連載小説『秘密の屋上 手相3』
手相3
はは〜ん!と納得したレイタは
「残念ですが、手相が宝くじ大当たりを示すことはありませんよ。ただ、金運に縁があるかないかぐらいは手相でわかります。手相というのは、毎日変わります。そして、手相は必ず、両手で見ます。総合的に見るんです。強いて言えば利き手の手相が変わりやすいのですが、、、」
と講釈を始めたので遮って、マイはジリジリしながら、
「そんなこといいから、早く見てよ!」
と、催促した。レイタは
「まあまあ、落ち着いて、そんな気持ちでは金運は逃げますよ。それでは見てみましょう。」
と言って、マイの両手をじーっとのぞいた。レイタは、
「今現在、特別金運に縁はないようですね。」
と、言った。マイは
「ウソ!よく見た?ちゃんと見てよ!」
と食い下がった。レイタは笑いながら、
「手相が良いからと言うだけで、人生を歩んだら、手相はどんどん貧弱になります。よく覚えておいてください。」と前置きしてから、
「さて、小指の下の膨らみがあります。それを水星丘と言いますが、そこに現れる縦線を財運線と言います。まず、マイさんの小指の下には残念ながら、はっきりとした線がありません。でも、その線があるからといって宝くじにつながる訳ではありません。そこにはっきりした線があっても、ある場所や方向で微妙に違います。例えば、お金を運用する力、お金を貯めるのが上手、お金に執着する人など、財運に関係することを示すのです。」
とレイタはマイの顔を見た。マイは自分の手を見ながら、
「ほんとだ無いね、、、そうなんだ〜、、、がっかりだな〜」
と、自分の手のひらを恨めしそうに見ていた。レイタはマイを見ながら、
「手相は毎日の行動で変わります。今、マイさんが気をつけた方が良いことを言いましょう。マイさんの水星丘には薄い縦線が5、6本あります。これは特に良い線ではなく、お金を使うのが大好きな人です。つまり浪費家です。しかしそれを知っていれば、日々お金を使いたい時に一瞬、本当にここで使って良いものかと一度立ち止まれば、浪費を避けられます。小指のお隣、薬指の下を見てください。ここは太陽丘と言ってそこにある縦線は太陽線です。たくさんの意味の中に財運アップも含まれます。マイさんにはとても綺麗な線があります。浪費家の人にこの線があると、入ってくるお金もある、つまりお金が回るという意味があります。」
と言った。レイタの長い説明を一生懸命聞いていたマイは
「そうなの?じゃあ、お金はどんどん入ってくるのね?」
とすぐに上機嫌でレイタに言った。するとレイタは
「安心し切っていたら手相は変わってしまいます。では、結論を言いましょう。当たる確率が稀な宝くじを本当に買って良いのか?自分に問いかけてください。浪費家はお金の使い方をよく考えることです。使った後に何か残るような使い方をしましょう。
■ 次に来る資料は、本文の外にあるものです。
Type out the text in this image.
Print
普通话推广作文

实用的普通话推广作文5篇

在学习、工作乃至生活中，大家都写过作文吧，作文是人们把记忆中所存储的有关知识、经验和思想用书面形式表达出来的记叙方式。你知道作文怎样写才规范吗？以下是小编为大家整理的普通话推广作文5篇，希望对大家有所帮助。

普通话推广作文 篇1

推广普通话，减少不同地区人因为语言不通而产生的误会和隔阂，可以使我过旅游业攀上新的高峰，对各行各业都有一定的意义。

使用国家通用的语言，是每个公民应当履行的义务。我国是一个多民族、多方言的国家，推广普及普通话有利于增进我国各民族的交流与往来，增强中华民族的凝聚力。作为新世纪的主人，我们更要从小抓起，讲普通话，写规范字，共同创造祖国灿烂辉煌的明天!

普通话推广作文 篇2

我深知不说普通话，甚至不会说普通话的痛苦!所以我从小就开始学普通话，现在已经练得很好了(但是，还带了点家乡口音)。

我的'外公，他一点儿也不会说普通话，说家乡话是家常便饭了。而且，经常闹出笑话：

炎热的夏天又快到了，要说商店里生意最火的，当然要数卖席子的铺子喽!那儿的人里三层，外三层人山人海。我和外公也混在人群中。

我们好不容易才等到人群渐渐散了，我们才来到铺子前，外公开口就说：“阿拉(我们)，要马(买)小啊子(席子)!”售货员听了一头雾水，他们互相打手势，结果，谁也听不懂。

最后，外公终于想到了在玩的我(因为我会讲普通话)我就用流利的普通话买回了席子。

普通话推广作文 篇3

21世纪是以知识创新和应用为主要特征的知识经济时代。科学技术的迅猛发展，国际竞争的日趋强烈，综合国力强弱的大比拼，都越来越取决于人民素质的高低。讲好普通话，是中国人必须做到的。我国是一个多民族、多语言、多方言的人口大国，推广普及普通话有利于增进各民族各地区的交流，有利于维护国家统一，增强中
」
と言った。すると、マイは
「後に残るって?洋服とか、指輪とかのこと?」
とレイタを見上げた。レイタは
「まあ、指輪は物によっては、財産となることもありますね。安いものを買って満足を得ようとすることは、ザルに水を入れるようなことになってしまいます。と言って浪費家の人はお金を回して運を進めているので、止めるのも良くないんです。何か残ることに使えば無駄遣いではないのです。例えば、自分に財産として残る何かの資格をとる、つまり自己投資のようなお金の使い方もその一つです。」
とレイタは言った。マイはちょっと考え込んでから、
「なんだか、わかった気がする。私、買い物した時、すごく幸せ感じるの。でも、買ったものをよく見ると、いらなかったな〜と思うことよくある。だから今度から買った後で思うのではなく、買う前に買うか買わないか迷えばいいんだね?」
と最後には笑顔でレイタに言った。レイタは
「マイさんのいいところは、素直なところですよ。ちなみに、薬指の下の綺麗なその線は人気運でもあるんです。マイさんの明るさ、素直さがその線をはっきりさせていると思いますよ」
と付け加えた。
マイは本当にレイタと知り合って良かったと思った。
そして、これからはお金の使い方に気をつけようと、今まで思ってもみなかったことを決心した。